Ask may sue over Airport City bid process
ASK Developments is considering legal action over the bidding process for Manchester Airports Group’s (MAG) major Airport City scheme.
In a statement the company, led by Ken Knott, said it was shocked and disappointed to learn from media reports that it had been ruled out when it had been told by MAG’s property adviser CBRE on July 9 that the procurement process had been terminated altogether.
The Manchester-based developer was in the running to secure the development brief after forming a joint venture with the Beijing Construction and Engineering Group (BCEG), which is supported by Industrial and Commercial Bank of China (ICBC), the China state bank.

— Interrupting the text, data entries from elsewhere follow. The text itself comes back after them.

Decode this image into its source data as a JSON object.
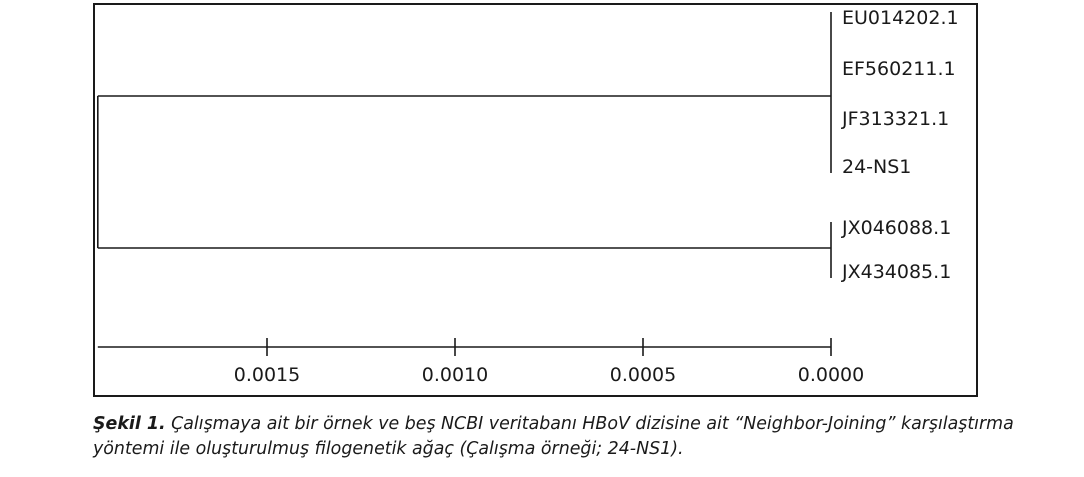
{
  "tree": {
    "leaves": [
      "EU014202.1",
      "EF560211.1",
      "JF313321.1",
      "24-NS1",
      "JX046088.1",
      "JX434085.1"
    ],
    "clades": [
      {
        "members": [
          "EU014202.1",
          "EF560211.1",
          "JF313321.1",
          "24-NS1"
        ],
        "height": 0.0
      },
      {
        "members": [
          "JX046088.1",
          "JX434085.1"
        ],
        "height": 0.0
      }
    ],
    "root_height": 0.00195
  },
  "scale_bar": {
    "ticks": [
      {
        "value": 0.0015,
        "label": "0.0015"
      },
      {
        "value": 0.001,
        "label": "0.0010"
      },
      {
        "value": 0.0005,
        "label": "0.0005"
      },
      {
        "value": 0.0,
        "label": "0.0000"
      }
    ]
  },
  "caption": {
    "label": "Şekil 1.",
    "text": "Çalışmaya ait bir örnek ve beş NCBI veritabanı HBoV dizisine ait “Neighbor-Joining” karşılaştırma yöntemi ile oluşturulmuş filogenetik ağaç (Çalışma örneği; 24-NS1)."
  }
}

It was up against a consortium of Argent, the Greater Manchester Property Venture Fund and Carillion to build 1.2m sq ft of offices, 530,000 sq ft of manufacturing space and 1,300 hotel beds at a 65-acre site north of the airport.
In a statement it said: “Ask expresses its profound shock and disappointment that the statement contradicts a letter received by Ask and its consortium partner Beijing Construction and Engineering Group (BCEG) from MAP’s [Manchester Airport Property] consultants CBRE of July 9 stating that the bids for Airport City ‘do not present the best solution for MAP’ and states: ‘MAP regrets to inform you that the procurement process for a partner for Airport City is terminated.'”

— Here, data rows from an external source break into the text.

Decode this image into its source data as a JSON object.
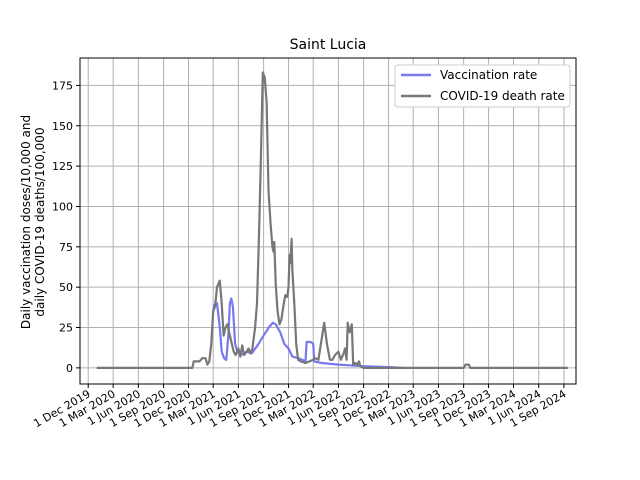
{
  "chart_data": {
    "type": "line",
    "title": "Saint Lucia",
    "xlabel": "",
    "ylabel_lines": [
      "Daily vaccination doses/10,000 and",
      "daily COVID-19 deaths/100,000"
    ],
    "ylim": [
      -10,
      192
    ],
    "xlim": [
      "2019-11-01",
      "2024-10-15"
    ],
    "grid": true,
    "legend_position": "top-right",
    "y_ticks": [
      0,
      25,
      50,
      75,
      100,
      125,
      150,
      175
    ],
    "x_ticks": [
      {
        "date": "2019-12-01",
        "label": "1 Dec 2019"
      },
      {
        "date": "2020-03-01",
        "label": "1 Mar 2020"
      },
      {
        "date": "2020-06-01",
        "label": "1 Jun 2020"
      },
      {
        "date": "2020-09-01",
        "label": "1 Sep 2020"
      },
      {
        "date": "2020-12-01",
        "label": "1 Dec 2020"
      },
      {
        "date": "2021-03-01",
        "label": "1 Mar 2021"
      },
      {
        "date": "2021-06-01",
        "label": "1 Jun 2021"
      },
      {
        "date": "2021-09-01",
        "label": "1 Sep 2021"
      },
      {
        "date": "2021-12-01",
        "label": "1 Dec 2021"
      },
      {
        "date": "2022-03-01",
        "label": "1 Mar 2022"
      },
      {
        "date": "2022-06-01",
        "label": "1 Jun 2022"
      },
      {
        "date": "2022-09-01",
        "label": "1 Sep 2022"
      },
      {
        "date": "2022-12-01",
        "label": "1 Dec 2022"
      },
      {
        "date": "2023-03-01",
        "label": "1 Mar 2023"
      },
      {
        "date": "2023-06-01",
        "label": "1 Jun 2023"
      },
      {
        "date": "2023-09-01",
        "label": "1 Sep 2023"
      },
      {
        "date": "2023-12-01",
        "label": "1 Dec 2023"
      },
      {
        "date": "2024-03-01",
        "label": "1 Mar 2024"
      },
      {
        "date": "2024-06-01",
        "label": "1 Jun 2024"
      },
      {
        "date": "2024-09-01",
        "label": "1 Sep 2024"
      }
    ],
    "series": [
      {
        "name": "Vaccination rate",
        "color": "#7878f0",
        "points": [
          [
            "2021-03-01",
            35
          ],
          [
            "2021-03-05",
            39
          ],
          [
            "2021-03-15",
            40
          ],
          [
            "2021-03-25",
            25
          ],
          [
            "2021-04-01",
            10
          ],
          [
            "2021-04-10",
            6
          ],
          [
            "2021-04-18",
            5
          ],
          [
            "2021-04-25",
            20
          ],
          [
            "2021-05-01",
            40
          ],
          [
            "2021-05-06",
            43
          ],
          [
            "2021-05-12",
            38
          ],
          [
            "2021-05-20",
            15
          ],
          [
            "2021-05-28",
            10
          ],
          [
            "2021-06-10",
            8
          ],
          [
            "2021-07-01",
            10
          ],
          [
            "2021-07-20",
            9
          ],
          [
            "2021-08-10",
            14
          ],
          [
            "2021-09-01",
            20
          ],
          [
            "2021-09-20",
            25
          ],
          [
            "2021-10-05",
            28
          ],
          [
            "2021-10-15",
            27
          ],
          [
            "2021-11-01",
            22
          ],
          [
            "2021-11-15",
            15
          ],
          [
            "2021-12-01",
            12
          ],
          [
            "2021-12-15",
            7
          ],
          [
            "2022-01-05",
            6
          ],
          [
            "2022-01-20",
            5
          ],
          [
            "2022-02-01",
            4
          ],
          [
            "2022-02-05",
            16
          ],
          [
            "2022-02-20",
            16
          ],
          [
            "2022-03-01",
            15
          ],
          [
            "2022-03-05",
            4
          ],
          [
            "2022-04-01",
            3
          ],
          [
            "2022-06-01",
            2
          ],
          [
            "2022-09-01",
            1
          ],
          [
            "2022-12-01",
            0.5
          ],
          [
            "2023-01-20",
            0
          ]
        ]
      },
      {
        "name": "COVID-19 death rate",
        "color": "#777777",
        "points": [
          [
            "2020-01-01",
            0
          ],
          [
            "2020-12-15",
            0
          ],
          [
            "2020-12-20",
            4
          ],
          [
            "2021-01-10",
            4
          ],
          [
            "2021-01-20",
            6
          ],
          [
            "2021-02-01",
            6
          ],
          [
            "2021-02-08",
            2
          ],
          [
            "2021-02-15",
            4
          ],
          [
            "2021-02-22",
            15
          ],
          [
            "2021-03-01",
            35
          ],
          [
            "2021-03-08",
            38
          ],
          [
            "2021-03-15",
            50
          ],
          [
            "2021-03-20",
            52
          ],
          [
            "2021-03-25",
            54
          ],
          [
            "2021-04-01",
            40
          ],
          [
            "2021-04-08",
            20
          ],
          [
            "2021-04-15",
            25
          ],
          [
            "2021-04-22",
            27
          ],
          [
            "2021-05-01",
            20
          ],
          [
            "2021-05-08",
            15
          ],
          [
            "2021-05-15",
            10
          ],
          [
            "2021-05-22",
            8
          ],
          [
            "2021-06-01",
            12
          ],
          [
            "2021-06-08",
            7
          ],
          [
            "2021-06-15",
            14
          ],
          [
            "2021-06-22",
            8
          ],
          [
            "2021-07-01",
            10
          ],
          [
            "2021-07-08",
            12
          ],
          [
            "2021-07-15",
            9
          ],
          [
            "2021-07-22",
            12
          ],
          [
            "2021-08-01",
            25
          ],
          [
            "2021-08-08",
            40
          ],
          [
            "2021-08-15",
            80
          ],
          [
            "2021-08-22",
            130
          ],
          [
            "2021-08-29",
            183
          ],
          [
            "2021-09-05",
            180
          ],
          [
            "2021-09-12",
            165
          ],
          [
            "2021-09-19",
            110
          ],
          [
            "2021-09-26",
            90
          ],
          [
            "2021-10-03",
            75
          ],
          [
            "2021-10-07",
            72
          ],
          [
            "2021-10-10",
            78
          ],
          [
            "2021-10-15",
            52
          ],
          [
            "2021-10-22",
            35
          ],
          [
            "2021-10-29",
            27
          ],
          [
            "2021-11-05",
            30
          ],
          [
            "2021-11-12",
            38
          ],
          [
            "2021-11-19",
            45
          ],
          [
            "2021-11-26",
            44
          ],
          [
            "2021-12-01",
            50
          ],
          [
            "2021-12-05",
            70
          ],
          [
            "2021-12-08",
            65
          ],
          [
            "2021-12-12",
            80
          ],
          [
            "2021-12-15",
            60
          ],
          [
            "2021-12-22",
            40
          ],
          [
            "2021-12-29",
            15
          ],
          [
            "2022-01-05",
            5
          ],
          [
            "2022-01-15",
            4
          ],
          [
            "2022-02-01",
            3
          ],
          [
            "2022-02-15",
            4
          ],
          [
            "2022-03-01",
            5
          ],
          [
            "2022-03-10",
            6
          ],
          [
            "2022-03-20",
            5
          ],
          [
            "2022-04-01",
            18
          ],
          [
            "2022-04-10",
            28
          ],
          [
            "2022-04-20",
            15
          ],
          [
            "2022-05-01",
            5
          ],
          [
            "2022-05-10",
            5
          ],
          [
            "2022-05-20",
            8
          ],
          [
            "2022-06-01",
            10
          ],
          [
            "2022-06-10",
            5
          ],
          [
            "2022-06-20",
            9
          ],
          [
            "2022-06-25",
            12
          ],
          [
            "2022-07-01",
            5
          ],
          [
            "2022-07-05",
            28
          ],
          [
            "2022-07-12",
            22
          ],
          [
            "2022-07-20",
            27
          ],
          [
            "2022-07-25",
            2
          ],
          [
            "2022-08-01",
            3
          ],
          [
            "2022-08-08",
            2
          ],
          [
            "2022-08-15",
            4
          ],
          [
            "2022-08-20",
            1
          ],
          [
            "2022-09-01",
            0
          ],
          [
            "2023-09-01",
            0
          ],
          [
            "2023-09-08",
            2
          ],
          [
            "2023-09-20",
            2
          ],
          [
            "2023-09-25",
            0
          ],
          [
            "2024-09-15",
            0
          ]
        ]
      }
    ]
  }
}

It added: “Ask confirms that in light of this announcement, and the huge volume of work undertaken by Ask in leading the consortium’s proposals and driving the Chinese investment proposition, it is seeking legal advice on the options available to the company.”
A MAG Property spokesperson said: “Ask and a number of other parties have not been successful in getting through to the final round of negotiations during a thorough selection process that has been conducted since the end of 2012.
“While we cannot comment on those companies in the final round until negotiations have been completed, we expect to announce the successful consortium by the start of the Autumn.”